Energy metabolism and glutamate-glutamine cycle in the brain: a stoichiometric modeling perspective
Times cited: 4
Massucci, FA, DiNuzzo, M, Giove, F, Maraviglia, B, Pérez Castillo, I, Marinari, E, De Martino, A.
BMC Systems Biology 7 , 103 (2013).
Background: The energetics of cerebral activity critically relies on the functional and metabolic interactions between neurons and astrocytes. Important open questions include the relation between neuronal versus astrocytic energy demand, glucose uptake and intercellular lactate transfer, as well as their dependence on the level of activity.
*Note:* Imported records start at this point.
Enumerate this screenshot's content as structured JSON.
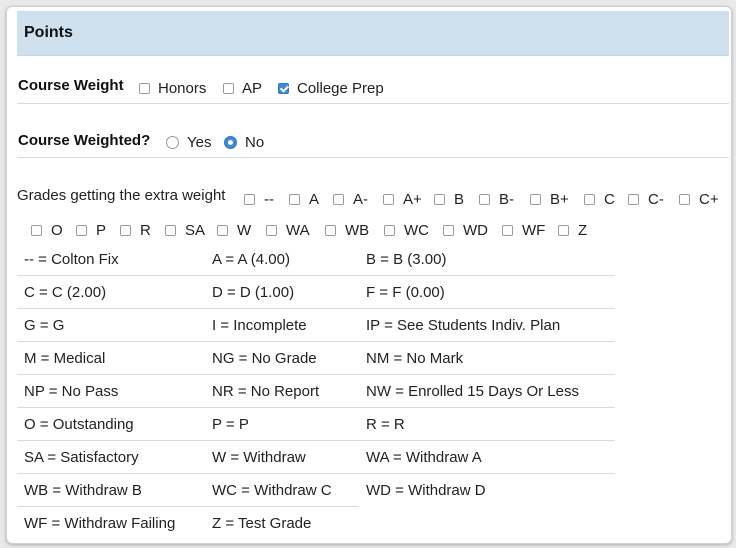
{
  "section": {
    "title": "Points"
  },
  "course_weight": {
    "label": "Course Weight",
    "options": [
      {
        "label": "Honors",
        "checked": false
      },
      {
        "label": "AP",
        "checked": false
      },
      {
        "label": "College Prep",
        "checked": true
      }
    ]
  },
  "course_weighted": {
    "label": "Course Weighted?",
    "options": [
      {
        "label": "Yes",
        "selected": false
      },
      {
        "label": "No",
        "selected": true
      }
    ]
  },
  "extra_weight": {
    "label": "Grades getting the extra weight",
    "grades": [
      "--",
      "A",
      "A-",
      "A+",
      "B",
      "B-",
      "B+",
      "C",
      "C-",
      "C+",
      "O",
      "P",
      "R",
      "SA",
      "W",
      "WA",
      "WB",
      "WC",
      "WD",
      "WF",
      "Z"
    ]
  },
  "legend": [
    [
      "-- = Colton Fix",
      "A = A (4.00)",
      "B = B (3.00)"
    ],
    [
      "C = C (2.00)",
      "D = D (1.00)",
      "F = F (0.00)"
    ],
    [
      "G = G",
      "I = Incomplete",
      "IP = See Students Indiv. Plan"
    ],
    [
      "M = Medical",
      "NG = No Grade",
      "NM = No Mark"
    ],
    [
      "NP = No Pass",
      "NR = No Report",
      "NW = Enrolled 15 Days Or Less"
    ],
    [
      "O = Outstanding",
      "P = P",
      "R = R"
    ],
    [
      "SA = Satisfactory",
      "W = Withdraw",
      "WA = Withdraw A"
    ],
    [
      "WB = Withdraw B",
      "WC = Withdraw C",
      "WD = Withdraw D"
    ],
    [
      "WF = Withdraw Failing",
      "Z = Test Grade",
      ""
    ]
  ]
}
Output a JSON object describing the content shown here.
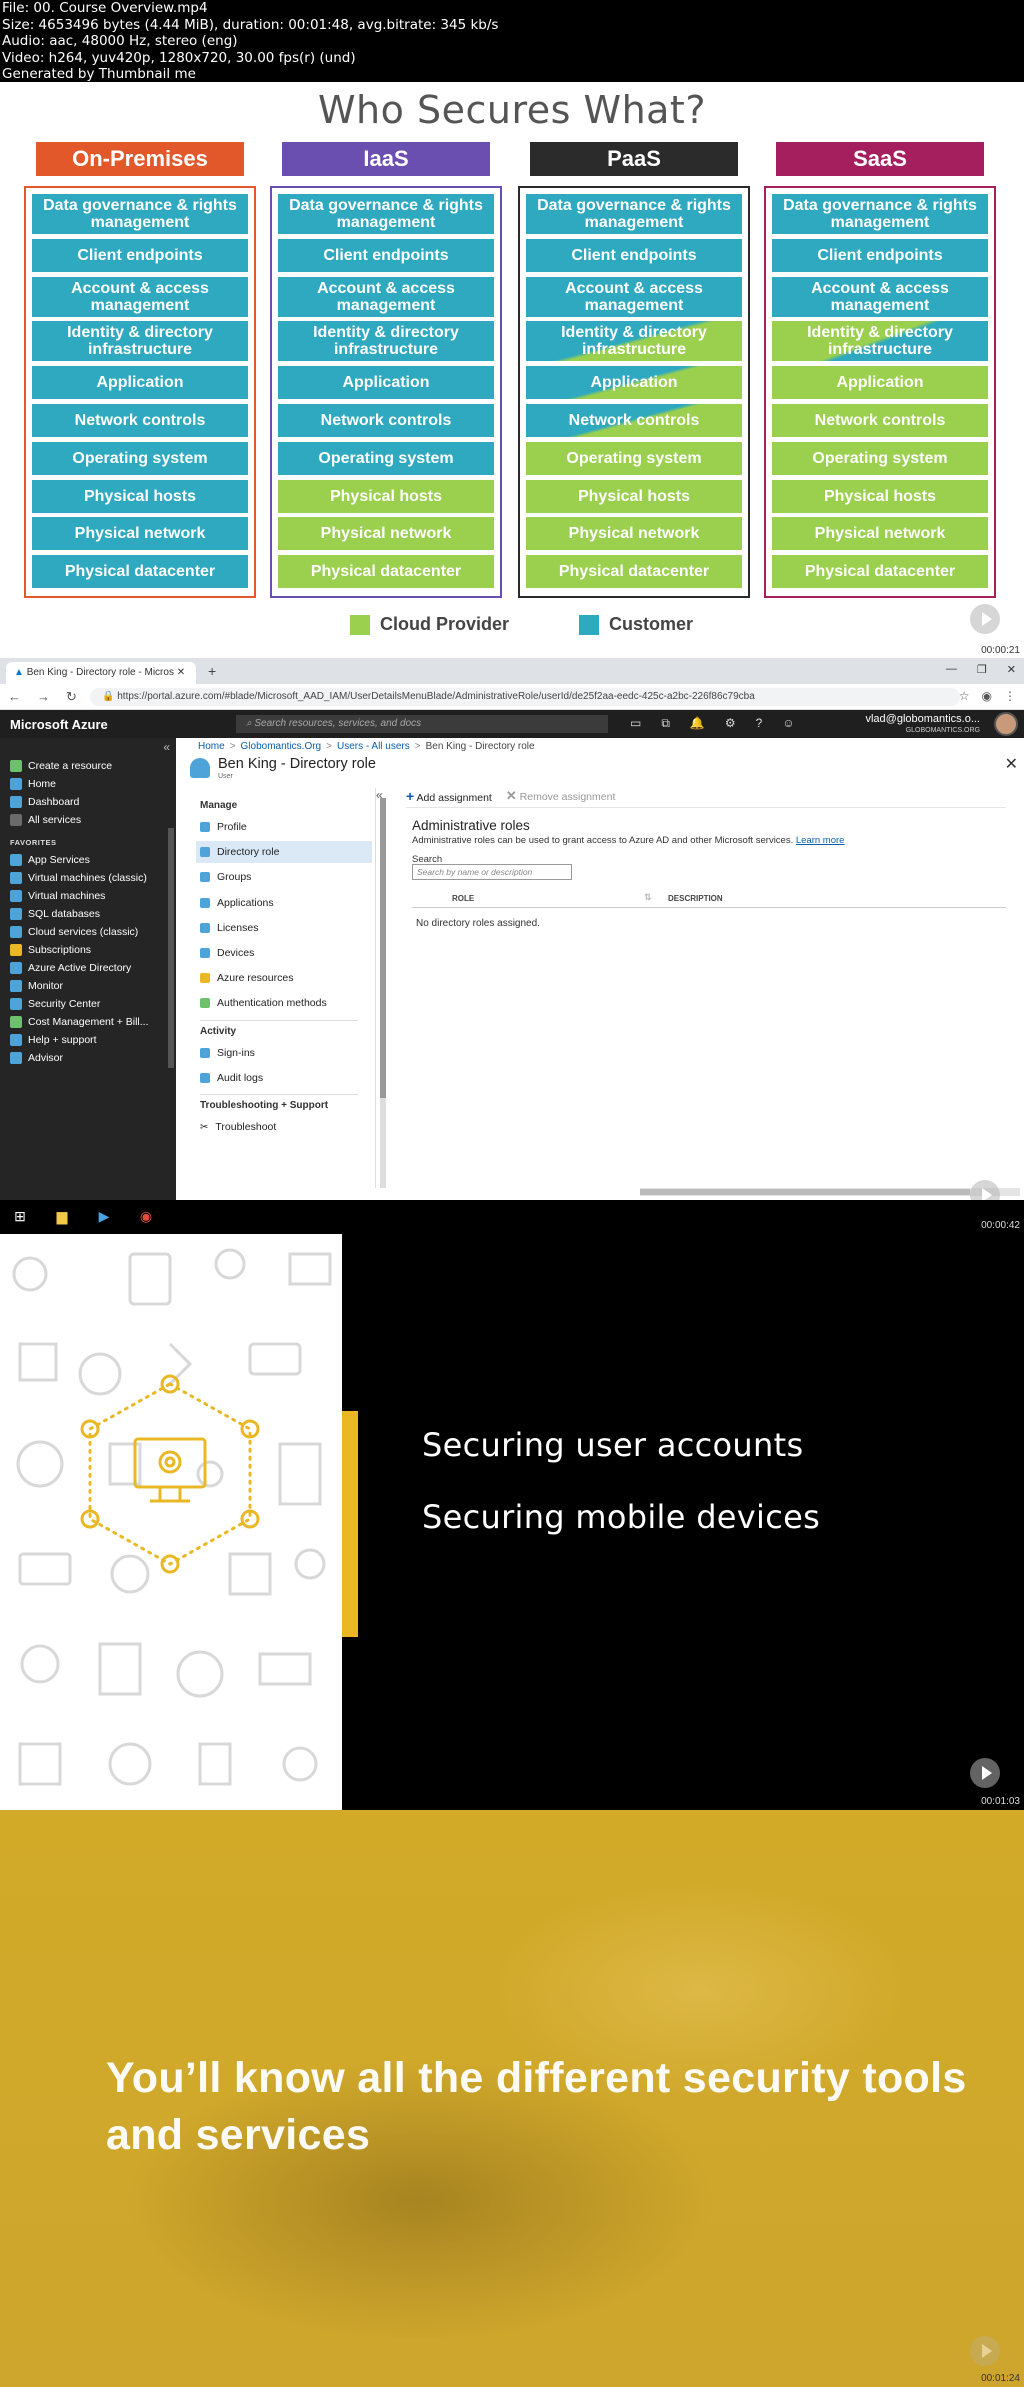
{
  "meta": {
    "lines": [
      "File: 00. Course Overview.mp4",
      "Size: 4653496 bytes (4.44 MiB), duration: 00:01:48, avg.bitrate: 345 kb/s",
      "Audio: aac, 48000 Hz, stereo (eng)",
      "Video: h264, yuv420p, 1280x720, 30.00 fps(r) (und)",
      "Generated by Thumbnail me"
    ]
  },
  "frame1": {
    "title": "Who Secures What?",
    "timestamp": "00:00:21",
    "columns": [
      {
        "name": "On-Premises",
        "head_color": "#e3582a",
        "border_color": "#e3582a"
      },
      {
        "name": "IaaS",
        "head_color": "#6a4fb0",
        "border_color": "#6a4fb0"
      },
      {
        "name": "PaaS",
        "head_color": "#2b2b2b",
        "border_color": "#2b2b2b"
      },
      {
        "name": "SaaS",
        "head_color": "#a51f5e",
        "border_color": "#a51f5e"
      }
    ],
    "layers": [
      "Data governance & rights management",
      "Client endpoints",
      "Account & access management",
      "Identity & directory infrastructure",
      "Application",
      "Network controls",
      "Operating system",
      "Physical hosts",
      "Physical network",
      "Physical datacenter"
    ],
    "legend": {
      "provider": "Cloud Provider",
      "customer": "Customer",
      "provider_color": "#9bd04e",
      "customer_color": "#2ea9bf"
    }
  },
  "frame2": {
    "timestamp": "00:00:42",
    "tab_title": "Ben King - Directory role - Micros",
    "url": "https://portal.azure.com/#blade/Microsoft_AAD_IAM/UserDetailsMenuBlade/AdministrativeRole/userId/de25f2aa-eedc-425c-a2bc-226f86c79cba",
    "portal_name": "Microsoft Azure",
    "search_placeholder": "Search resources, services, and docs",
    "user_email": "vlad@globomantics.o...",
    "user_org": "GLOBOMANTICS.ORG",
    "sidebar": [
      "Create a resource",
      "Home",
      "Dashboard",
      "All services",
      "FAVORITES",
      "App Services",
      "Virtual machines (classic)",
      "Virtual machines",
      "SQL databases",
      "Cloud services (classic)",
      "Subscriptions",
      "Azure Active Directory",
      "Monitor",
      "Security Center",
      "Cost Management + Bill...",
      "Help + support",
      "Advisor"
    ],
    "breadcrumbs": [
      "Home",
      "Globomantics.Org",
      "Users - All users",
      "Ben King - Directory role"
    ],
    "blade_title": "Ben King - Directory role",
    "blade_subtitle": "User",
    "nav": {
      "manage_label": "Manage",
      "manage": [
        "Profile",
        "Directory role",
        "Groups",
        "Applications",
        "Licenses",
        "Devices",
        "Azure resources",
        "Authentication methods"
      ],
      "activity_label": "Activity",
      "activity": [
        "Sign-ins",
        "Audit logs"
      ],
      "support_label": "Troubleshooting + Support",
      "support": [
        "Troubleshoot"
      ]
    },
    "cmd_add": "Add assignment",
    "cmd_remove": "Remove assignment",
    "admin_heading": "Administrative roles",
    "admin_desc": "Administrative roles can be used to grant access to Azure AD and other Microsoft services.",
    "learn_more": "Learn more",
    "search_label": "Search",
    "search_box_placeholder": "Search by name or description",
    "col_role": "ROLE",
    "col_desc": "DESCRIPTION",
    "empty_text": "No directory roles assigned."
  },
  "frame3": {
    "timestamp": "00:01:03",
    "line1": "Securing user accounts",
    "line2": "Securing mobile devices",
    "accent": "#e9b824"
  },
  "frame4": {
    "timestamp": "00:01:24",
    "text": "You’ll know all the different security tools and services"
  }
}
Results: We have developed a large-scale, constraint-based network model of the metabolic partnership between astrocytes and glutamatergic neurons that allows for a quantitative appraisal of the extent to which stoichiometry alone drives the energetics of the system. We find that the velocity of the glutamate-glutamine cycle (V-cyc) explains part of the uncoupling between glucose and oxygen utilization at increasing V-cyc levels. Thus, we are able to characterize different activation states in terms of the tissue oxygen-glucose index (OGI). Calculations show that glucose is taken up and metabolized according to cellular energy requirements, and that partitioning of the sugar between different cell types is not significantly affected by V-cyc. Furthermore, both the direction and magnitude of the lactate shuttle between neurons and astrocytes turn out to depend on the relative cell glucose uptake while being roughly independent of V-cyc.
Conclusions: These findings suggest that, in absence of ad hoc activity-related constraints on neuronal and astrocytic metabolism, the glutamate-glutamine cycle does not control the relative energy demand of neurons and astrocytes, and hence their glucose uptake and lactate exchange.